On his deathbed, Reverend Larson (Bruce McGill) told his son Hal to never settle for an average woman. He also said that Hal should go to women with beautiful behinds and big breasts and to never settle down for love.
When Hal (Jack Black) grew up, all he cared for were beautiful, model-type women with whom a small pudgy man has obviously no chance. Hal and his best friend Mauricio (Jason Alexander), who is as shallow as Hal, cruise bars looking for "the perfect woman." Obviously, no women want to have anything to do with the both of them, but they keep trying.

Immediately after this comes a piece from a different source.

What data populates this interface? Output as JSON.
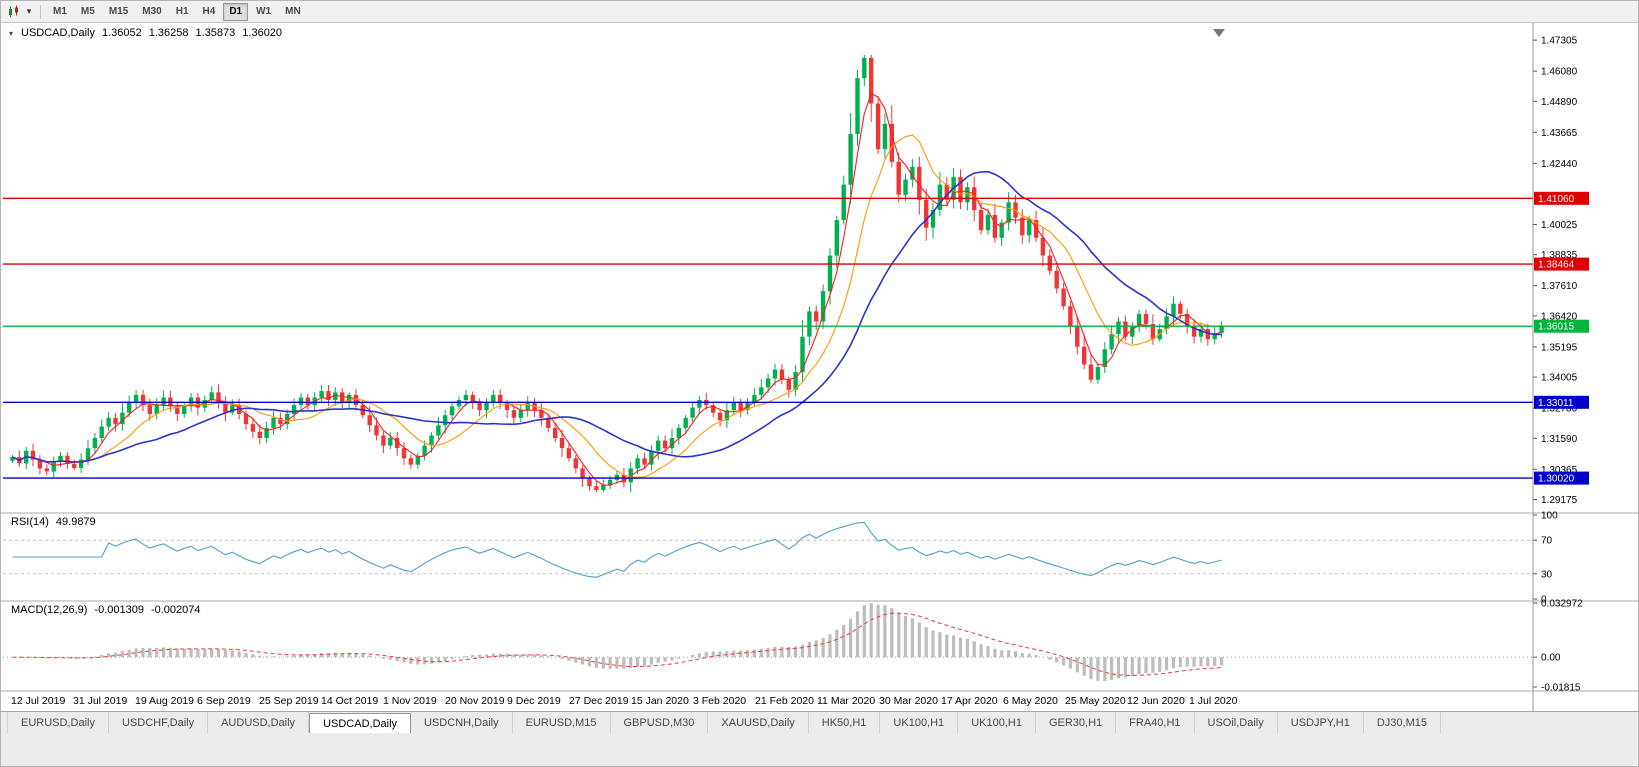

After not getting a promotion he very much wanted, Hal gets stuck in an elevator with Tony Robbins (playing himself), who opens Hal's eyes. Tony tells Hal that from that point on, Hal will see the inner beauty instead of the outside physical appearance of women. The next thing Hal knows, beautiful women like him and are willing to talk and dance with him. Mauricio sees it otherwise. In a dance club, Hal thinks he is dancing with three gorgeous women, but in real life, they are, not to sound shallow, butt-ugly.
While driving around, Hal notices a beautiful woman named Rosemary (Gwyneth Paltrow) and the two start to see each other. What Hal doesn't seem to realize is that Rosemary is actually 300 pounds. And no matter how many hints Hal gets of Rosemary's true nature -- a chair breaking under her or a pair of panties the size of a wind sail -- he still doesn't get it.
Yes, Shallow Hal had some funny and touching moments. It was funny to see two losers try to pick up supermodels, and it was touching to see Hal talk to a young sick girl in a hospital, but that was about it. But the character of Hal is stupid and ignorant; maybe that was the point, but it did not work for me. Jack Black is not a good romantic lead; he is good playing himself, like his kooky sidekick in High Fidelity.
Jason Alexander was the best part of the film until the end, when his character becomes disgusting. Joe Viterelli, who played Rosemary's father, is known for playing Mafia tough guys, like Jelly in Analyze This and Nick Valenti in Bullets Over Broadway. In this film, he had an Irish accent, which did not work in the least.
And now we come to Gwyneth. I give her and a big part of the cast credit; instead of having doubles, the actors themselves wore the fat suits, which helped them get into character, and I admire them for that. But Gwyneth's performance was too goofy, ignorant and pitiful. There were many other beautiful women in that movie who could have played this easy role just as well. This role called for a stunningly beautiful woman and I don't see Gwyneth fitting that profile. [Speak for yourself. --Ed.]
The best character in the film is a man with spina bifidia named Walt (Rene Kirby). Not only is he the only normal character, but he also has the most confidence and instead of moping about his handicap, he uses it to his advantage by beating impossible odds, like skiing and gymnastics.
Shallow Hal has a great message of looking within a person, but the movie went about it in a very wrong way.